Embeddings are used by large language models (LLMs) as vector representations of words or tokens. These vectors are saved as arrays of float numbers in databases such as Supabase Vector. These Vectors are later used to retrieve clusters of related items or search.

OpenAI generates embeddings with textual and other relevant data provided by your applications. Retrieving and preparing the data for embedding can take time. Defer’s remote background processing helps offload and run embedding generation reliably.

Use case

Let’s add an auto-tagging feature to a Cloud Drive product, enabling a Drive that is always sorted with dynamically created filters (e.g., “Legal and Finance”)!

Once your database is set up (with a documents table and an associated vector index), Defer will enable you to generate embeddings within your applications in no time, with no resource limitations issues.
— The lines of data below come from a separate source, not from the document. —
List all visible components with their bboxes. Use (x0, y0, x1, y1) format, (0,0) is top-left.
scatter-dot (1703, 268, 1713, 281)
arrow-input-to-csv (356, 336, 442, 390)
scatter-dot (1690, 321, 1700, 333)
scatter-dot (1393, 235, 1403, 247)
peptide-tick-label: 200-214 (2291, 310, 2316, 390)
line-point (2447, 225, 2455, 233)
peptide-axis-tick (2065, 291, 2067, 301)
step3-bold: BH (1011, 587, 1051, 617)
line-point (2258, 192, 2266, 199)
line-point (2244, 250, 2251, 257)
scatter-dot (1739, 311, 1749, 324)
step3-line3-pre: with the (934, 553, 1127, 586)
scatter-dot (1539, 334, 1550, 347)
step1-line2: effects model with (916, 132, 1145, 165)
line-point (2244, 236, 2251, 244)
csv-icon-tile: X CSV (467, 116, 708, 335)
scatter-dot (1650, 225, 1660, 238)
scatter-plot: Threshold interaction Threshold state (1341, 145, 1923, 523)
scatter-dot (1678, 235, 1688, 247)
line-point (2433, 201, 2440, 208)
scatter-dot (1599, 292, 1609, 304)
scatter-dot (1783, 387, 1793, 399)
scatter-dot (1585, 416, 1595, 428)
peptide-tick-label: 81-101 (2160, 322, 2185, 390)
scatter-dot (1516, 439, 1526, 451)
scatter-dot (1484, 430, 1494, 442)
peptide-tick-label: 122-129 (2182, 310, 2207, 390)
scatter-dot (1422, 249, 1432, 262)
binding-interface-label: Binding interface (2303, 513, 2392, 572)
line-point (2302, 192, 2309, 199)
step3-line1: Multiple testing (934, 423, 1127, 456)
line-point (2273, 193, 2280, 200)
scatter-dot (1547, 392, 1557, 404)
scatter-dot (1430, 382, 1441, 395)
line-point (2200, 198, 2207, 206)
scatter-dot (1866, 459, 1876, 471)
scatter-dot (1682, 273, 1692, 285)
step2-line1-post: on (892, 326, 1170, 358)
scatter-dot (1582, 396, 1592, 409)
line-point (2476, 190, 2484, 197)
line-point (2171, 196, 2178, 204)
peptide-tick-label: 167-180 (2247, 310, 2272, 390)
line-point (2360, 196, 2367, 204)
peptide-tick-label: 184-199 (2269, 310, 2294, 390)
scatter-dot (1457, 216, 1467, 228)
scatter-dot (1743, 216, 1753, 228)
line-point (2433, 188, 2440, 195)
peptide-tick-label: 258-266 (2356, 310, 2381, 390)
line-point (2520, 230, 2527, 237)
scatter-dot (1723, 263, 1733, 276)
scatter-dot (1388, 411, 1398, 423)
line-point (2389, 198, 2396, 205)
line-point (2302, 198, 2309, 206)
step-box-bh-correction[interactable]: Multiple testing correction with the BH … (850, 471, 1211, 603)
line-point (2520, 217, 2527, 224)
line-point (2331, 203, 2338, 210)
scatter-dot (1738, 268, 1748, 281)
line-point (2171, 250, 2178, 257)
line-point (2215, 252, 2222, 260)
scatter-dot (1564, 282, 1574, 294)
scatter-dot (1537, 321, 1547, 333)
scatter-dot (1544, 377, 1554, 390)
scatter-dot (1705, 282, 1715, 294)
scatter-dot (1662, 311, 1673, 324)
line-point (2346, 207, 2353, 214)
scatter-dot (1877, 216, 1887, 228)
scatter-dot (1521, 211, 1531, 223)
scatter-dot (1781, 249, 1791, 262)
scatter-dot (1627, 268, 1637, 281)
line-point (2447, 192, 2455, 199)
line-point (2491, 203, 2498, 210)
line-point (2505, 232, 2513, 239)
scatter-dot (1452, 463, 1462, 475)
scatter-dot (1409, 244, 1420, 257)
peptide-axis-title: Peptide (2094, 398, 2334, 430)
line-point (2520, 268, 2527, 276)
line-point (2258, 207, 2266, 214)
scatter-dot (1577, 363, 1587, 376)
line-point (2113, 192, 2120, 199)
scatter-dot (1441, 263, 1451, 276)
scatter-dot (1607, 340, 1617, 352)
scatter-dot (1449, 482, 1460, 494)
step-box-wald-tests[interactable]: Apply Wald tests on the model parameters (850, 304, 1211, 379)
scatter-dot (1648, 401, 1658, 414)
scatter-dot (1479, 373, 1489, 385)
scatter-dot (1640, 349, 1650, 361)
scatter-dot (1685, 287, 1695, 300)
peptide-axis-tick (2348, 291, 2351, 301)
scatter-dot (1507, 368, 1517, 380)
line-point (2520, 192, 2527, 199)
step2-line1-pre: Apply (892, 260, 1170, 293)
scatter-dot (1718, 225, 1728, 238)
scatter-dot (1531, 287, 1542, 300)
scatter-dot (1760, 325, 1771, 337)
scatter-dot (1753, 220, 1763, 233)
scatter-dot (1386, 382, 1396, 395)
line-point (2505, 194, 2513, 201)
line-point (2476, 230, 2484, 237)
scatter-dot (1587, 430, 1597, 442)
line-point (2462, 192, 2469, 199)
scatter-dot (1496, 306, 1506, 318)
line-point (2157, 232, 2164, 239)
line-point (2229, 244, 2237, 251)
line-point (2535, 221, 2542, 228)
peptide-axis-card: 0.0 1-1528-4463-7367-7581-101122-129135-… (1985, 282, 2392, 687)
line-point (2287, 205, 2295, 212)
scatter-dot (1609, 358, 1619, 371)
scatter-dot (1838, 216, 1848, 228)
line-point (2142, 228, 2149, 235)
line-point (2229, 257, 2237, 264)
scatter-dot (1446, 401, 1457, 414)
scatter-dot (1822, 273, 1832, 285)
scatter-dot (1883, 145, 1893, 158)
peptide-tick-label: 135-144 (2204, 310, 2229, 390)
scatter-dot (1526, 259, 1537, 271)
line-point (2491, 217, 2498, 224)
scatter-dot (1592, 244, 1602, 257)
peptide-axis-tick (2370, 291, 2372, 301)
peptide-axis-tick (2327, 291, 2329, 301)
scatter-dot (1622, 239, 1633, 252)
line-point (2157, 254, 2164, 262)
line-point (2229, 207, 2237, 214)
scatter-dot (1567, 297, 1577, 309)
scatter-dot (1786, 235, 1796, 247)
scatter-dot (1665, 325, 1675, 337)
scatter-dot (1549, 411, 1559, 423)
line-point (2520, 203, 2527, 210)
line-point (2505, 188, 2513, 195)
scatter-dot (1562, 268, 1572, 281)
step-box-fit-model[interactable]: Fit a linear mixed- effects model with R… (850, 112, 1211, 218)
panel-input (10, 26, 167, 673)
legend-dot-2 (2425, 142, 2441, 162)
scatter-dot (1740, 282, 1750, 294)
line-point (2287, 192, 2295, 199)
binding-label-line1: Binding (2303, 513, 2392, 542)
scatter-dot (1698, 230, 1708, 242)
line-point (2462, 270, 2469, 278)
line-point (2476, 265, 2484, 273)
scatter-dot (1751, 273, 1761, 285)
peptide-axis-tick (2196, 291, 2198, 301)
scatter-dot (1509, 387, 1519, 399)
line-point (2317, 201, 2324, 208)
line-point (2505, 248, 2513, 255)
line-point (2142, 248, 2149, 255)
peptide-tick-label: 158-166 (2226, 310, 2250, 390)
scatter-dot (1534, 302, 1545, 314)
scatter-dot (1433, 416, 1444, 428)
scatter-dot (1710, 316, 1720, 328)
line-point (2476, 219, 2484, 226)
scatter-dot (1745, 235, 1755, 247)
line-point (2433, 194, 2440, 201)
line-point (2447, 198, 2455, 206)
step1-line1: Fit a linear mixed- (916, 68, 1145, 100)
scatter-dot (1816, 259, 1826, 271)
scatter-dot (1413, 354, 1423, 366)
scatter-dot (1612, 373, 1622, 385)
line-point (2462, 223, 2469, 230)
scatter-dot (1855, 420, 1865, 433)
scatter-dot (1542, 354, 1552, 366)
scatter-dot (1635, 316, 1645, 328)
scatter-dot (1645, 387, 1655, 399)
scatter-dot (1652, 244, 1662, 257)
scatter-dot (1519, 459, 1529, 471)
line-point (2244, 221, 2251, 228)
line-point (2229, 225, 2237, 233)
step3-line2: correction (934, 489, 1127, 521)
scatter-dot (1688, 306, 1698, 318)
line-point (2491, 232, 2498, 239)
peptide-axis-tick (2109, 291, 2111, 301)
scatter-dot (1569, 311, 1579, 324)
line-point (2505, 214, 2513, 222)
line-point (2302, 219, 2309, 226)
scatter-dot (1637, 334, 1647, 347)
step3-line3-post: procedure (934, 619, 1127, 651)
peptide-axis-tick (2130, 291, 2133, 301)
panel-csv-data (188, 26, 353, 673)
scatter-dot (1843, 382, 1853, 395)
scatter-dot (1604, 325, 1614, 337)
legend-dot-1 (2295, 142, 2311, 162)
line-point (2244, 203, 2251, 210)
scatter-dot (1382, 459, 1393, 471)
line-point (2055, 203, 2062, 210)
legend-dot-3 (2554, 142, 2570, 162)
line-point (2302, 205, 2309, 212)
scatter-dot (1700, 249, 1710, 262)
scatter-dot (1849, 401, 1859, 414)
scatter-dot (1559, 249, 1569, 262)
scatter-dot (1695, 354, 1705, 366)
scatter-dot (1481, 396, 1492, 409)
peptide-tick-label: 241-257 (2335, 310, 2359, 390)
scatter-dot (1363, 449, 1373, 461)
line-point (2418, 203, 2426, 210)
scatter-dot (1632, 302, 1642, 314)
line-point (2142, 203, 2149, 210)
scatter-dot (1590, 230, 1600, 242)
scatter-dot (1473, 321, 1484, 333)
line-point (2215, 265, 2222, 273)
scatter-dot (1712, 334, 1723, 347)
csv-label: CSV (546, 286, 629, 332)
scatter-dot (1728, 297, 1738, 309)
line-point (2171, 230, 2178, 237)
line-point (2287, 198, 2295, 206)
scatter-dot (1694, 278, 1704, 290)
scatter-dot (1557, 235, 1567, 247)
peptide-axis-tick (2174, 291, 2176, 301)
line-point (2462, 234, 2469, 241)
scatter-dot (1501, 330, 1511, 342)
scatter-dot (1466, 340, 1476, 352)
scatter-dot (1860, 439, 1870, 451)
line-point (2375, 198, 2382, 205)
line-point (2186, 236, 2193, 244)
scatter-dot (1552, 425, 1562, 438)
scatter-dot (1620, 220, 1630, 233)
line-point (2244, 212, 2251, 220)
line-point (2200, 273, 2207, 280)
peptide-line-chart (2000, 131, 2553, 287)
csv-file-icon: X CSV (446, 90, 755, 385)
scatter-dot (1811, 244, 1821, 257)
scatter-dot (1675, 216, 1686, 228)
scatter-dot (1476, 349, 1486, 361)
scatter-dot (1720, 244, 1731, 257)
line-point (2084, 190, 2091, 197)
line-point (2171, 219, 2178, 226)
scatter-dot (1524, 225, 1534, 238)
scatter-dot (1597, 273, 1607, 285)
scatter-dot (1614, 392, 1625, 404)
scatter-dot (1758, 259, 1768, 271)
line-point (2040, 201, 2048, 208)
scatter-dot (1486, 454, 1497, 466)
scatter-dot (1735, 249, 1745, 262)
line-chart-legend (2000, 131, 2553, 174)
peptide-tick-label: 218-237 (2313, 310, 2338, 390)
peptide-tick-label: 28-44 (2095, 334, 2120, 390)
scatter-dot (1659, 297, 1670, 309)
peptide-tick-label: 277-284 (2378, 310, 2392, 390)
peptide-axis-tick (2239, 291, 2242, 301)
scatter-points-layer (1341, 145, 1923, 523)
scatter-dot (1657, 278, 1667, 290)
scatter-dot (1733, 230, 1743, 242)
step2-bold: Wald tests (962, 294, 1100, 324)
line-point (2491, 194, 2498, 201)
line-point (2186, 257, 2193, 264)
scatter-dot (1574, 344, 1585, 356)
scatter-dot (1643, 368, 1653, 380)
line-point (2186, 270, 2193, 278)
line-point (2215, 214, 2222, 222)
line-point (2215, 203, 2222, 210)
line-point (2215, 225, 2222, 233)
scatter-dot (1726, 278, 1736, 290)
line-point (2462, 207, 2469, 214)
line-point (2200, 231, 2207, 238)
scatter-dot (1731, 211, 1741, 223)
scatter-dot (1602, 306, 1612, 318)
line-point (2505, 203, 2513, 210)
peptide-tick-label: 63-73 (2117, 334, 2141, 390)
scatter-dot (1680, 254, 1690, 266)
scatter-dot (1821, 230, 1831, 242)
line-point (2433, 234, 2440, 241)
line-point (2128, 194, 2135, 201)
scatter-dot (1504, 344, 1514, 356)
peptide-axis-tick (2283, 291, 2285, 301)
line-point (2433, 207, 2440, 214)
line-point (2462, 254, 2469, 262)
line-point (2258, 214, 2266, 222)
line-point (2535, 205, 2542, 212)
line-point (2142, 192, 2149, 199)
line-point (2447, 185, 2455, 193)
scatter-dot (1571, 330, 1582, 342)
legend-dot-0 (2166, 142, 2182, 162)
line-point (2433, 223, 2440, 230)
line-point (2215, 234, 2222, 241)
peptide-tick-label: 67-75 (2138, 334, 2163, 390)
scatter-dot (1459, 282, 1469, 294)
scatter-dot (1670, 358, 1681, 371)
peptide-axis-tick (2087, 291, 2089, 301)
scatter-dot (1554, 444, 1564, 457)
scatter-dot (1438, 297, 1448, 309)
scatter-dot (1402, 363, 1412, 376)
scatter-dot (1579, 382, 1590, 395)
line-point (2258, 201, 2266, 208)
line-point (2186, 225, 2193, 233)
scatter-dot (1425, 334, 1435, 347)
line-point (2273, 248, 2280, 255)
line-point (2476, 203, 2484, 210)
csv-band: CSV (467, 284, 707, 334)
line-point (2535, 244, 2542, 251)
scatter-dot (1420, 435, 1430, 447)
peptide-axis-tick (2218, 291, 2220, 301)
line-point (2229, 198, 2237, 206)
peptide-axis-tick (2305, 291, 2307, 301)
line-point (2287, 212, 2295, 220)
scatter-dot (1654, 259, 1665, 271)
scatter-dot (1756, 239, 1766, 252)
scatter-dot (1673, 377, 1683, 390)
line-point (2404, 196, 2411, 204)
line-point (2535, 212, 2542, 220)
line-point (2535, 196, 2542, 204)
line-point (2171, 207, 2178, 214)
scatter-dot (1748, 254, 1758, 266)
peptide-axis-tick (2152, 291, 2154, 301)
src/defer/generateEmbeddings.ts
import { defer } from "@defer/client";
import { createClient } from "@supabase/supabase-js";
import { Configuration, OpenAIApi } from "openai";

import { supabaseClient } from "./lib/supabase";
import { openAiClient } from "./lib/openai";
import { getRecentlyUpdatedDocuments } from "../lib";

import refreshCategories from "./refreshCategories";

async function generateEmbeddings(workspaceID: string) {
  // 1. retrieve the newly created or updated documents from the database
  const documents = await getRecentlyUpdatedDocuments(workspaceID);

  for (const document of documents) {
    // (OpenAI recommends replacing newlines with spaces for best results)
    const input = document.replace(/\n/g, " ");

    // 2. generate an embedding for each document
    const embeddingResponse = await openAiClient.createEmbedding({
      model: "text-embedding-ada-002",
      input,
    });

    // 3. store the embedding as a vector in our Supabase Vector database
    await supabaseClient.from("documents").insert({
      content: document,
      workspaceID,
      embedding: embeddingResponse.data.data,
    });
  }

  // 4. Enqueue another execution that will extract clusters
  //   to refresh categories
  //   (see https://cookbook.openai.com/examples/clustering)
  await refreshCategories(workspaceID);
}

export default defer(generateEmbeddings, {
  concurrency: 5, // limit concurrency for OpenAI rate limiting
  retry: 2, // enable retry to handle external failures
});

Note: Dealing with large document embeddings impacts the database’s performance. Refer to Supabase’s documentation to allocate the appropriate resources for your use case.